A satisfaction-of-judgment filing automatically dissolves any active garnishment. Clerks transmit the release to garnishees within one business day in e-filing counties.

Debtors can negotiate a consent order that substitutes installment payments for ongoing wage cuts. Employers prefer this because it removes administrative burdens.

Bankruptcy imposes an automatic stay that halts garnishments mid-cycle. Payroll departments must receive notice before the next check date to stop deductions.

Common Myths That Trigger Costly Mistakes

Myth: “Only employees can be garnished.” Reality: Independent contractors paid through Stripe or PayPal face account levies just like wage earners.

Myth: “Joint accounts are safe if only one spouse owes.” Reality: In community-property states, the entire balance is reachable unless proven separate.

Myth: “Small claims judgments are too minor for garnishment.” Reality: A $500 judgment can still freeze a checking account and trigger overdraft fees that dwarf the original debt.

Checklist for Serving a Bulletproof Garnishment

1. Obtain a certified copy of the judgment and record it if required.

2. Draft the writ using the exact legal name and address of the garnishee registered agent.

3. Include the statutory exemption notice in 14-point bold type to avoid dismissal.

4. Serve via certified process server or sheriff; substitute service on a teller is invalid in most states.

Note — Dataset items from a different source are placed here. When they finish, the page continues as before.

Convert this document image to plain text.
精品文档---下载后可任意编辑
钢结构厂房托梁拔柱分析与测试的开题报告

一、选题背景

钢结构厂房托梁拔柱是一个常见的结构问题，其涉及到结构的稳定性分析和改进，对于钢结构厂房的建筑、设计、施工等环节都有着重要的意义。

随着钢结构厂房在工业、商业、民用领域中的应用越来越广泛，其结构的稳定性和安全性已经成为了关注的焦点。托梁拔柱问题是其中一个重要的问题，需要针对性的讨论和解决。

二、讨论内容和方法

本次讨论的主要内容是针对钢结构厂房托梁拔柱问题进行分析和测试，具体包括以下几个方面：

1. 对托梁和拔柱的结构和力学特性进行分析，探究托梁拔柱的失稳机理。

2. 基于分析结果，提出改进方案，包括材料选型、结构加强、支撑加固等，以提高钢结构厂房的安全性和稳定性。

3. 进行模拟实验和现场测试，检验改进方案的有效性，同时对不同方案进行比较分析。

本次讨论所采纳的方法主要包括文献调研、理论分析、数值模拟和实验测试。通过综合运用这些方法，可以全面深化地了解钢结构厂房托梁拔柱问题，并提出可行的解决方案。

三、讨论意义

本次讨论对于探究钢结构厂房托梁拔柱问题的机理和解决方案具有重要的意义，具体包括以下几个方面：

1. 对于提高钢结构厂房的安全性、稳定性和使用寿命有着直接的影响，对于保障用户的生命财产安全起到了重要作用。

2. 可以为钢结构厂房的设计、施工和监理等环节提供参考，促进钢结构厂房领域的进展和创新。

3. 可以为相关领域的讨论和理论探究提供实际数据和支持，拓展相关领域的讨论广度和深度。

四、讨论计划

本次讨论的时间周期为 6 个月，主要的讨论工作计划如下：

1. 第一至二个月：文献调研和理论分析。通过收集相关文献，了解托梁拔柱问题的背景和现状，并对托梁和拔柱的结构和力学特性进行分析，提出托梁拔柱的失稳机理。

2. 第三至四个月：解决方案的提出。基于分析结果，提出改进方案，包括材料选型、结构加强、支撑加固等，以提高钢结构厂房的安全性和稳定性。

5. Calendar the answer due date and follow up five days early to secure default if the garnishee stalls.

Quick-Reference Glossary

Disposable earnings: Gross pay minus mandatory deductions like taxes and Medicare.

Head of household: A debtor who provides more than half the support for a dependent, qualifying for higher wage exemptions.

Traverse: A debtor’s objection alleging the garnishment is defective or the funds are exempt.

Satisfaction piece: A filed document proving the judgment has been paid, ending all garnishments.